Some easy deductions to start with based on the rule that the number 1 appears once in every row/column.

enter image description here

Now look at r2c3. If we expand the 5-block to there, we have two more cells to get to 13. Another 5 is not an option, since that would create a one cell area where a value of 3 is needed. Two 4s is not an option since we only have 3 cells available where those 4s could go. Therefore r2c3 is not a 5 which forces r1c4 and r2c4 to be 5.
The 8 on r5 can only be create by 4-4. Using 2 different values to get to 8 would require blocks of different size which is blocked by the 1 in r5c3.

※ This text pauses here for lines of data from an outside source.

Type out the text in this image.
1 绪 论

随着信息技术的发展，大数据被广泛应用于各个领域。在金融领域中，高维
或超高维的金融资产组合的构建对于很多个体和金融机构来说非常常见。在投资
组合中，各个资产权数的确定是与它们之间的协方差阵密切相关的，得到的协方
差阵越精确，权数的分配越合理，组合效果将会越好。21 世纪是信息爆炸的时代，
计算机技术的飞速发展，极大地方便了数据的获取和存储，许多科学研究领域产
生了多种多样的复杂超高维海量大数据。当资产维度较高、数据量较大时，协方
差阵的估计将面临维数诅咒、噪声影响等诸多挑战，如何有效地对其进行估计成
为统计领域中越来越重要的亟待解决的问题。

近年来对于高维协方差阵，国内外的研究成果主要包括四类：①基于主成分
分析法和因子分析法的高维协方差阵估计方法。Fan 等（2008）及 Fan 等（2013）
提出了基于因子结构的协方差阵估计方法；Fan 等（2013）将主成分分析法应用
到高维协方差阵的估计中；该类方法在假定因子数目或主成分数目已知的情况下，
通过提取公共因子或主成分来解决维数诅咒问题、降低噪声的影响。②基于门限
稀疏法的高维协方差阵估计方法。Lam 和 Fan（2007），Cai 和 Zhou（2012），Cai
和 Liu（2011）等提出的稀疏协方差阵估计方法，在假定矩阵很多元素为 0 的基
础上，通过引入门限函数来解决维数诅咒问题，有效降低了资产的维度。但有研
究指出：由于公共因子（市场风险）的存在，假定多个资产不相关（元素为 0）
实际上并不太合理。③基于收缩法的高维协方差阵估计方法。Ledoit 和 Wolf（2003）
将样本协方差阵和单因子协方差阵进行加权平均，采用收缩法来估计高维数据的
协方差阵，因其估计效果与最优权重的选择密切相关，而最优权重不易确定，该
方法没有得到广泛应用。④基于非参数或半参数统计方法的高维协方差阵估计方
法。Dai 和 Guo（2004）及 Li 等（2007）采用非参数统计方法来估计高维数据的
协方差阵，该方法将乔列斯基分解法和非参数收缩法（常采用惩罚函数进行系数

enter image description here

The 2 in r3c5 can expand upwards or downwards. If it goes down to r2c4, the 4 and 5 block are forced and an additional 3-block is needed to get 13 in r2. This 3-block inevitable touches the already existing 3 block, which is not allowed. Therefore the 2 will have to expand upwards and with that the grid can be easily filled.

enter image description here

Pi:
This one is slightly more complicated, but again starting of with the 1s does the trick.
Start by noticing that the 5 area in the bottom right cannot extend left of row 4. If it would to get 15 on row 4 we could no longer have 5-5-5 since then there would be two connected 5-areas. 3-3-9 is not an option since there are not enough empty squares to fit 8 additional 9s. That leaves 4-4-7, requiring 7 squares for 7s, and 2 for 4s. Also we need an additional one for a one in column 1. That is 10 squares in total. If the 5s on the bottom right would extend beyond row 4, we only have 9.
This forces the 5s to go in r4c5 and r3c5 and therefore a 1 in the top right corner. With that the other two missing 1 are fixed as well. After this it is basically filling in the gaps again.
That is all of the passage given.